La EPA ya no cuantificará los beneficios económicos de limitar contaminantes como PM2.5 (partículas finas) y ozono en algunos casos. En cambio, la agencia se centrará únicamente en los costos para la industria, lo que podría socavar la justificación de las normas de calidad del aire.
La ciencia detrás de la contaminación del aire
Las partículas PM2,5, de menos de 2,5 micrones, pueden ingresar al torrente sanguíneo, dañar los pulmones e incluso afectar la función cerebral. La exposición se ha relacionado con diabetes, obesidad, demencia, cáncer, asma y resultados adversos en el parto. El ozono, un componente importante del smog, pone en peligro especialmente a las personas con afecciones respiratorias, incluidos los niños.
La Ley de Aire Limpio fue diseñada para abordar estos impactos en la salud de toda la población, reconociendo que incluso los análisis de costo-beneficio imperfectos son cruciales para justificar la regulación. Sin tales evaluaciones, sostiene Pannu, “todo es costoso y no vale la pena regular nada”.
Incertidumbre y supervisión
La EPA justifica el cambio afirmando que los cálculos anteriores de beneficios para la salud eran imprecisos. Sin embargo, los expertos responden que esta incertidumbre es inherente a la ciencia ambiental pero no invalida la necesidad de una evaluación. La intención original de la Ley era que la EPA regulara incluso frente a datos incompletos.

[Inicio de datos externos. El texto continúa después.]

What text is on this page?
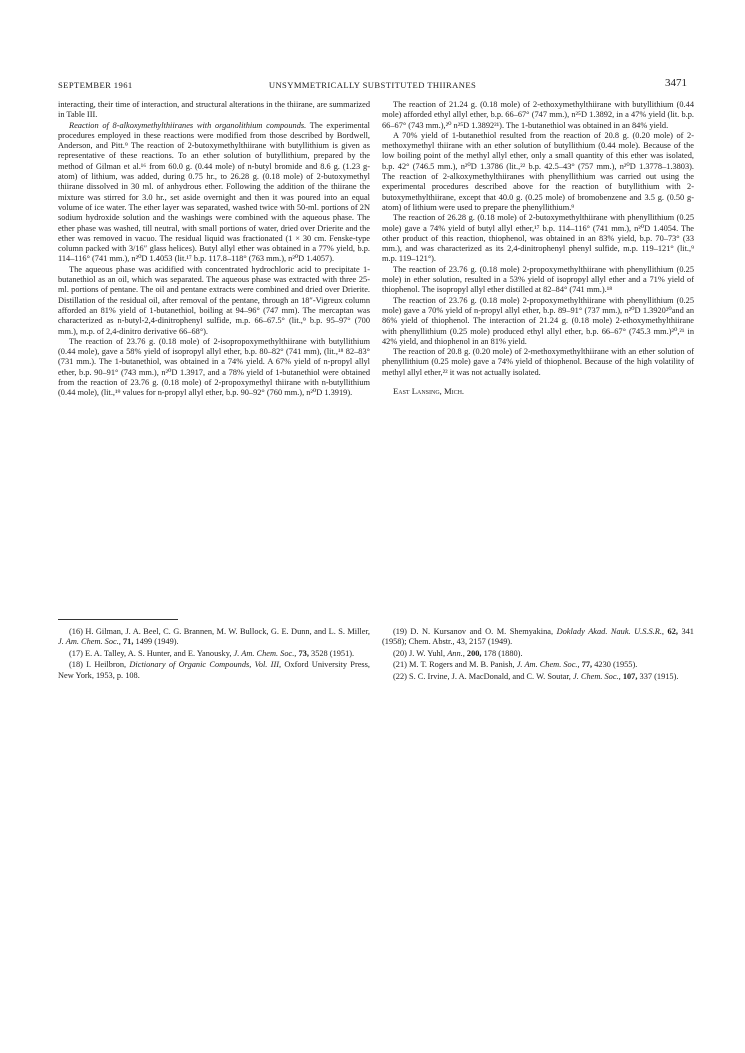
SEPTEMBER 1961	UNSYMMETRICALLY SUBSTITUTED THIIRANES	3471

interacting, their time of interaction, and structural alterations in the thiirane, are summarized in Table III.

Reaction of 8-alkoxymethylthiiranes with organolithium compounds. The experimental procedures employed in these reactions were modified from those described by Bordwell, Anderson, and Pitt.⁹ The reaction of 2-butoxymethylthiirane with butyllithium is given as representative of these reactions. To an ether solution of butyllithium, prepared by the method of Gilman et al.¹⁶ from 60.0 g. (0.44 mole) of n-butyl bromide and 8.6 g. (1.23 g-atom) of lithium, was added, during 0.75 hr., to 26.28 g. (0.18 mole) of 2-butoxymethyl thiirane dissolved in 30 ml. of anhydrous ether. Following the addition of the thiirane the mixture was stirred for 3.0 hr., set aside overnight and then it was poured into an equal volume of ice water. The ether layer was separated, washed twice with 50-ml. portions of 2N sodium hydroxide solution and the washings were combined with the aqueous phase. The ether phase was washed, till neutral, with small portions of water, dried over Drierite and the ether was removed in vacuo. The residual liquid was fractionated (1 × 30 cm. Fenske-type column packed with 3/16″ glass helices). Butyl allyl ether was obtained in a 77% yield, b.p. 114–116° (741 mm.), n²⁰D 1.4053 (lit.¹⁷ b.p. 117.8–118° (763 mm.), n²⁰D 1.4057).

The aqueous phase was acidified with concentrated hydrochloric acid to precipitate 1-butanethiol as an oil, which was separated. The aqueous phase was extracted with three 25-ml. portions of pentane. The oil and pentane extracts were combined and dried over Drierite. Distillation of the residual oil, after removal of the pentane, through an 18″-Vigreux column afforded an 81% yield of 1-butanethiol, boiling at 94–96° (747 mm). The mercaptan was characterized as n-butyl-2,4-dinitrophenyl sulfide, m.p. 66–67.5° (lit.,⁹ b.p. 95–97° (700 mm.), m.p. of 2,4-dinitro derivative 66–68°).

The reaction of 23.76 g. (0.18 mole) of 2-isopropoxymethylthiirane with butyllithium (0.44 mole), gave a 58% yield of isopropyl allyl ether, b.p. 80–82° (741 mm), (lit.,¹⁸ 82–83° (731 mm.). The 1-butanethiol, was obtained in a 74% yield. A 67% yield of n-propyl allyl ether, b.p. 90–91° (743 mm.), n²⁰D 1.3917, and a 78% yield of 1-butanethiol were obtained from the reaction of 23.76 g. (0.18 mole) of 2-propoxymethyl thiirane with n-butyllithium (0.44 mole), (lit.,¹⁹ values for n-propyl allyl ether, b.p. 90–92° (760 mm.), n²⁰D 1.3919).

The reaction of 21.24 g. (0.18 mole) of 2-ethoxymethylthiirane with butyllithium (0.44 mole) afforded ethyl allyl ether, b.p. 66–67° (747 mm.), n²⁵D 1.3892, in a 47% yield (lit. b.p. 66–67° (743 mm.),²⁰ n²⁵D 1.3892²¹). The 1-butanethiol was obtained in an 84% yield.

A 70% yield of 1-butanethiol resulted from the reaction of 20.8 g. (0.20 mole) of 2-methoxymethyl thiirane with an ether solution of butyllithium (0.44 mole). Because of the low boiling point of the methyl allyl ether, only a small quantity of this ether was isolated, b.p. 42° (746.5 mm.), n²⁰D 1.3786 (lit.,²² b.p. 42.5–43° (757 mm.), n²⁰D 1.3778–1.3803). The reaction of 2-alkoxymethylthiiranes with phenyllithium was carried out using the experimental procedures described above for the reaction of butyllithium with 2-butoxymethylthiirane, except that 40.0 g. (0.25 mole) of bromobenzene and 3.5 g. (0.50 g-atom) of lithium were used to prepare the phenyllithium.⁹

The reaction of 26.28 g. (0.18 mole) of 2-butoxymethylthiirane with phenyllithium (0.25 mole) gave a 74% yield of butyl allyl ether,¹⁷ b.p. 114–116° (741 mm.), n²⁰D 1.4054. The other product of this reaction, thiophenol, was obtained in an 83% yield, b.p. 70–73° (33 mm.), and was characterized as its 2,4-dinitrophenyl phenyl sulfide, m.p. 119–121° (lit.,⁹ m.p. 119–121°).

The reaction of 23.76 g. (0.18 mole) 2-propoxymethylthiirane with phenyllithium (0.25 mole) in ether solution, resulted in a 53% yield of isopropyl allyl ether and a 71% yield of thiophenol. The isopropyl allyl ether distilled at 82–84° (741 mm.).¹⁸

The reaction of 23.76 g. (0.18 mole) 2-propoxymethylthiirane with phenyllithium (0.25 mole) gave a 70% yield of n-propyl allyl ether, b.p. 89–91° (737 mm.), n²⁰D 1.3920²⁰and an 86% yield of thiophenol. The interaction of 21.24 g. (0.18 mole) 2-ethoxymethylthiirane with phenyllithium (0.25 mole) produced ethyl allyl ether, b.p. 66–67° (745.3 mm.)²⁰,²¹ in 42% yield, and thiophenol in an 81% yield.

The reaction of 20.8 g. (0.20 mole) of 2-methoxymethylthiirane with an ether solution of phenyllithium (0.25 mole) gave a 74% yield of thiophenol. Because of the high volatility of methyl allyl ether,²² it was not actually isolated.

East Lansing, Mich.

(16) H. Gilman, J. A. Beel, C. G. Brannen, M. W. Bullock, G. E. Dunn, and L. S. Miller, J. Am. Chem. Soc., 71, 1499 (1949).

(17) E. A. Talley, A. S. Hunter, and E. Yanousky, J. Am. Chem. Soc., 73, 3528 (1951).

(18) I. Heilbron, Dictionary of Organic Compounds, Vol. III, Oxford University Press, New York, 1953, p. 108.

(19) D. N. Kursanov and O. M. Shemyakina, Doklady Akad. Nauk. U.S.S.R., 62, 341 (1958); Chem. Abstr., 43, 2157 (1949).

(20) J. W. Yuhl, Ann., 200, 178 (1880).

(21) M. T. Rogers and M. B. Panish, J. Am. Chem. Soc., 77, 4230 (1955).

(22) S. C. Irvine, J. A. MacDonald, and C. W. Soutar, J. Chem. Soc., 107, 337 (1915).
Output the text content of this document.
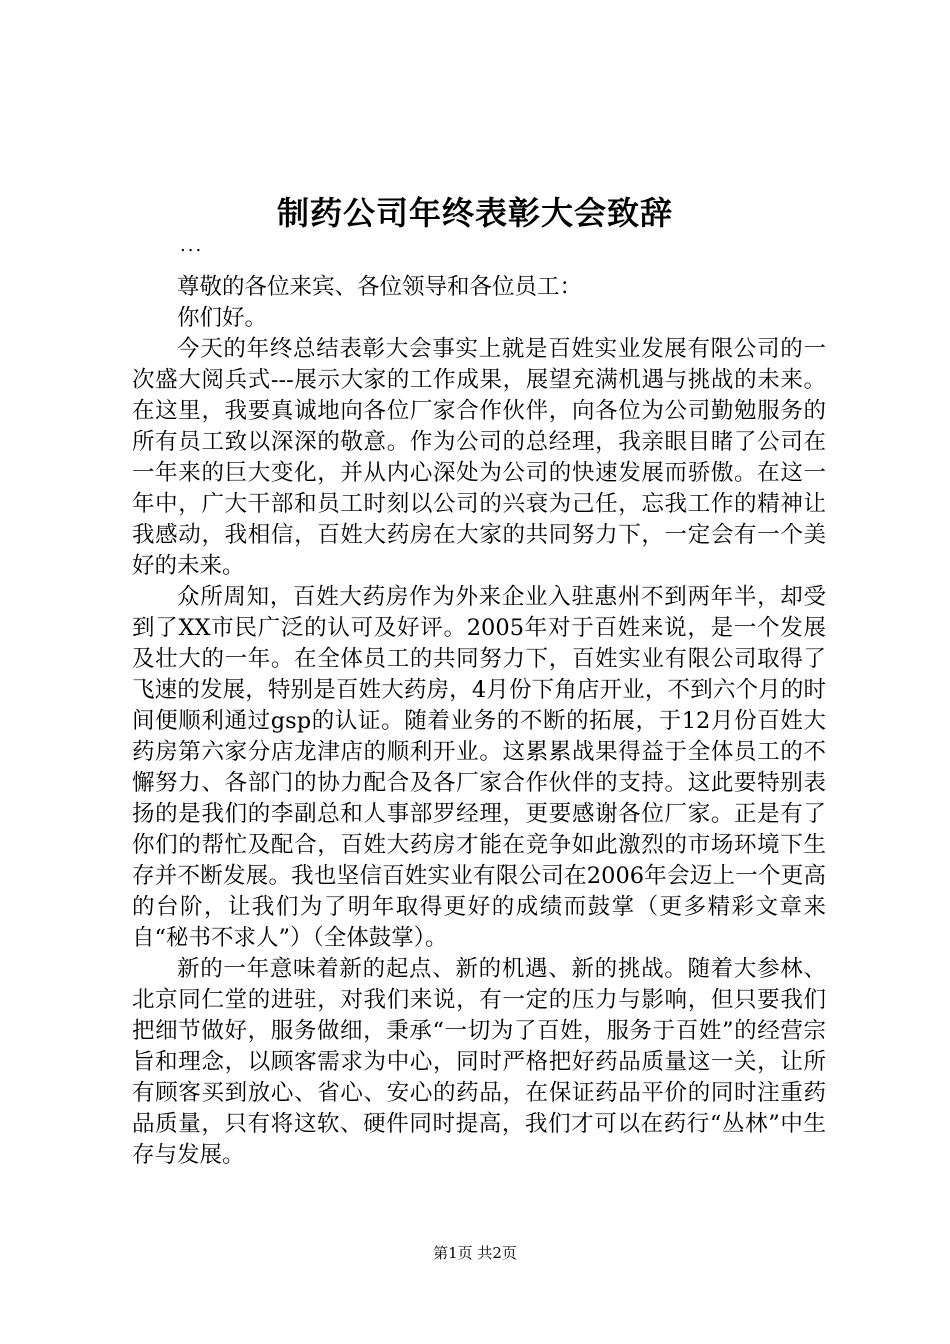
制药公司年终表彰大会致辞
...

尊敬的各位来宾、各位领导和各位员工：

你们好。

今天的年终总结表彰大会事实上就是百姓实业发展有限公司的一次盛大阅兵式---展示大家的工作成果，展望充满机遇与挑战的未来。在这里，我要真诚地向各位厂家合作伙伴，向各位为公司勤勉服务的所有员工致以深深的敬意。作为公司的总经理，我亲眼目睹了公司在一年来的巨大变化，并从内心深处为公司的快速发展而骄傲。在这一年中，广大干部和员工时刻以公司的兴衰为己任，忘我工作的精神让我感动，我相信，百姓大药房在大家的共同努力下，一定会有一个美好的未来。

众所周知，百姓大药房作为外来企业入驻惠州不到两年半，却受到了XX市民广泛的认可及好评。2005年对于百姓来说，是一个发展及壮大的一年。在全体员工的共同努力下，百姓实业有限公司取得了飞速的发展，特别是百姓大药房，4月份下角店开业，不到六个月的时间便顺利通过gsp的认证。随着业务的不断的拓展，于12月份百姓大药房第六家分店龙津店的顺利开业。这累累战果得益于全体员工的不懈努力、各部门的协力配合及各厂家合作伙伴的支持。这此要特别表扬的是我们的李副总和人事部罗经理，更要感谢各位厂家。正是有了你们的帮忙及配合，百姓大药房才能在竞争如此激烈的市场环境下生存并不断发展。我也坚信百姓实业有限公司在2006年会迈上一个更高的台阶，让我们为了明年取得更好的成绩而鼓掌（更多精彩文章来自“秘书不求人”）（全体鼓掌）。

新的一年意味着新的起点、新的机遇、新的挑战。随着大参林、北京同仁堂的进驻，对我们来说，有一定的压力与影响，但只要我们把细节做好，服务做细，秉承“一切为了百姓，服务于百姓”的经营宗旨和理念，以顾客需求为中心，同时严格把好药品质量这一关，让所有顾客买到放心、省心、安心的药品，在保证药品平价的同时注重药品质量，只有将这软、硬件同时提高，我们才可以在药行“丛林”中生存与发展。

第1页 共2页
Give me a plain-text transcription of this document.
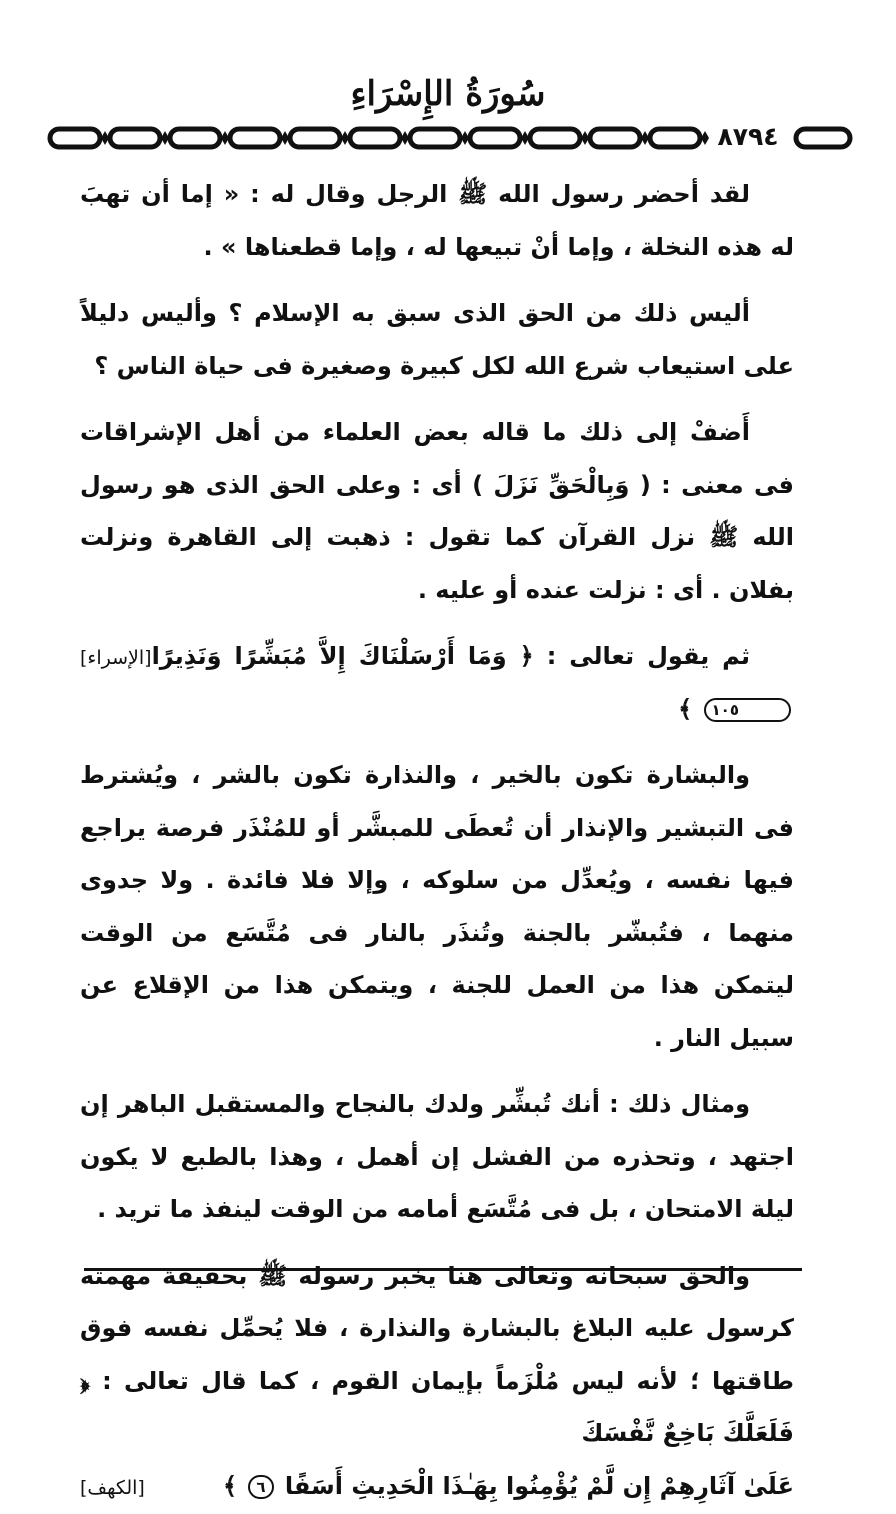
سُورَةُ الإِسْرَاءِ
٨٧٩٤

لقد أحضر رسول الله ﷺ الرجل وقال له : « إما أن تهبَ له هذه النخلة ، وإما أنْ تبيعها له ، وإما قطعناها » .

أليس ذلك من الحق الذى سبق به الإسلام ؟ وأليس دليلاً على استيعاب شرع الله لكل كبيرة وصغيرة فى حياة الناس ؟

أَضفْ إلى ذلك ما قاله بعض العلماء من أهل الإشراقات فى معنى : ( وَبِالْحَقِّ نَزَلَ ) أى : وعلى الحق الذى هو رسول الله ﷺ نزل القرآن كما تقول : ذهبت إلى القاهرة ونزلت بفلان . أى : نزلت عنده أو عليه .

ثم يقول تعالى : ﴿ وَمَا أَرْسَلْنَاكَ إِلاَّ مُبَشِّرًا وَنَذِيرًا ١٠٥ ﴾
[الإسراء]

والبشارة تكون بالخير ، والنذارة تكون بالشر ، ويُشترط فى التبشير والإنذار أن تُعطَى للمبشَّر أو للمُنْذَر فرصة يراجع فيها نفسه ، ويُعدِّل من سلوكه ، وإلا فلا فائدة . ولا جدوى منهما ، فتُبشّر بالجنة وتُنذَر بالنار فى مُتَّسَع من الوقت ليتمكن هذا من العمل للجنة ، ويتمكن هذا من الإقلاع عن سبيل النار .

ومثال ذلك : أنك تُبشِّر ولدك بالنجاح والمستقبل الباهر إن اجتهد ، وتحذره من الفشل إن أهمل ، وهذا بالطبع لا يكون ليلة الامتحان ، بل فى مُتَّسَع أمامه من الوقت لينفذ ما تريد .

والحق سبحانه وتعالى هنا يخبر رسوله ﷺ بحقيقة مهمته كرسول عليه البلاغ بالبشارة والنذارة ، فلا يُحمِّل نفسه فوق طاقتها ؛ لأنه ليس مُلْزَماً بإيمان القوم ، كما قال تعالى : ﴿ فَلَعَلَّكَ بَاخِعٌ نَّفْسَكَ
عَلَىٰ آثَارِهِمْ إِن لَّمْ يُؤْمِنُوا بِهَـٰذَا الْحَدِيثِ أَسَفًا ٦ ﴾
[الكهف]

Décadas de investigación que comparan áreas contaminadas y limpias, combinadas con estudios económicos que valoran la vida humana, han establecido una base sólida para estas estimaciones. Análisis independientes confirman que los beneficios de la Ley de Aire Limpio superan con creces sus costos, y que las regulaciones efectivamente “se pagan por sí mismas” e incluso financian a la EPA.
Años de vida ganados y muertes evitadas
Desde 1970, las enmiendas a la Ley de Aire Limpio han generado 336 millones de años de vida en los EE. UU. Para 2020, se proyectaba que las actualizaciones de 1990 evitarían 230 000 muertes prematuras, 75 000 casos de bronquitis, 120 000 visitas a salas de emergencia y 17 millones de días laborales perdidos. Aproximadamente el 85% de estos beneficios se derivan únicamente de la reducción de PM2,5.
Los análisis anteriores de la EPA han subestimado sistemáticamente los costos de la regulación, lo que sugiere que el cambio actual puede ser cuestionado legalmente. La agencia está legalmente obligada a justificar sus decisiones con datos transparentes.
Alcance de los cambios
La nueva política puede extenderse más allá de las PM2,5 y el ozono, lo que podría afectar los límites de gases de efecto invernadero y las regulaciones sobre el dióxido de nitrógeno y el dióxido de azufre de las centrales eléctricas. A pesar de los cambios, la EPA insiste en que sigue comprometida con la protección de la salud pública, aunque por ahora no “monetizará” los impactos.
Si bien las administraciones anteriores en ocasiones se han saltado la cuantificación de los beneficios para la salud, los expertos enfatizan que la reducción de las PM2,5 y el ozono es uno de los beneficios ambientales más sencillos de medir.
“Es decepcionante que la EPA no esté interesada en tomar la mejor decisión para el público”, dice Rachel Rothschild, experta en derecho ambiental de la Universidad de Michigan.
La decisión de restar prioridad a los impactos sobre la salud en las decisiones regulatorias plantea serias dudas sobre el futuro de los estándares de calidad del aire y el bienestar a largo plazo de los estadounidenses.